Las primeras nóminas del salario social, que la Consejería de Vivienda y Bienestar Social pagará esta misma semana, tendrán entre sus titulares a residentes de los geriátricas de la región. Ángel González, viceconsejero de Bienestar Social, dijo que «la renta mínima también servirá para compensar aquellas pensiones que son muy bajas, como las mínimas o las no contributivas, con los que las personas mayores que ahora reciben menos tendrán una ayuda para mejorar su situación económica». Fuentes oficiales aseguraron que las primeras pagas serán «unas 500», y entre sus beneficiarios aparecen desde viudas, hasta mujeres víctimas de malos tratos y emigrantes retornados.

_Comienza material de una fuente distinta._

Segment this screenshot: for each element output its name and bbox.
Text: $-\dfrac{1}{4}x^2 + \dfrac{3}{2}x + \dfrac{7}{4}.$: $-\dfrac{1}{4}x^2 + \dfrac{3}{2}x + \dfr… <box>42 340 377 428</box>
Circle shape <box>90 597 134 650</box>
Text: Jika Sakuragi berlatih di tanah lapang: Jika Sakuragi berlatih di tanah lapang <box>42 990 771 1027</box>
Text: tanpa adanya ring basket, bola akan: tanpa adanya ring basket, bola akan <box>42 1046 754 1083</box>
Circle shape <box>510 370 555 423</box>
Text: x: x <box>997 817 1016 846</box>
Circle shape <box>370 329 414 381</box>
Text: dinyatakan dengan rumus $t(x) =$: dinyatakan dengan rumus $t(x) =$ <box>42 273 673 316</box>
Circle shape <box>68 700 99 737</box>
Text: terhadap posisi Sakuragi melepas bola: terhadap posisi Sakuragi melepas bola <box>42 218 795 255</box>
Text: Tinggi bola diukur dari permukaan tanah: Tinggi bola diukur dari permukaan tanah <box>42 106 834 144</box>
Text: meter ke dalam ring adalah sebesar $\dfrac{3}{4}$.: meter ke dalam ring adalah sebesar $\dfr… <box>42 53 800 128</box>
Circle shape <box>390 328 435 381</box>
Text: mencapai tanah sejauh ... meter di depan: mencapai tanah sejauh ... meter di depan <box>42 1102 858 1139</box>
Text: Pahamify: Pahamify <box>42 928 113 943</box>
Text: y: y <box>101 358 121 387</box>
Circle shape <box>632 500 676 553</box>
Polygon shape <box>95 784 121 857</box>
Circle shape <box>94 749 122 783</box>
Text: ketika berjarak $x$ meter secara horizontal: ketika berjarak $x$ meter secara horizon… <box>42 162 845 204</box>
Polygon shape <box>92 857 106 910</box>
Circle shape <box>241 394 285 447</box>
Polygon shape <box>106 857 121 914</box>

A su juicio, «la renta mínima también ayudará a mejorar las cuentas del ERA, porque los usuarios que ahora sólo aportan el 75% de una paga mínima, o una pensión no contributiva, que no llega a los 400 euros». Al recibir ingresos extra «podrán aportar más, aunque siempre quedarán lejos del coste real de la plaza, los famosos 1.200 euros».
González insiste en la idea de que «el que tiene, debe pagar», y asegura que «el fin de las residencias públicas es prestar asistencia. Si el usuario tiene dinero o bienes, debe pagar, porque si no el sistema no se sostiene».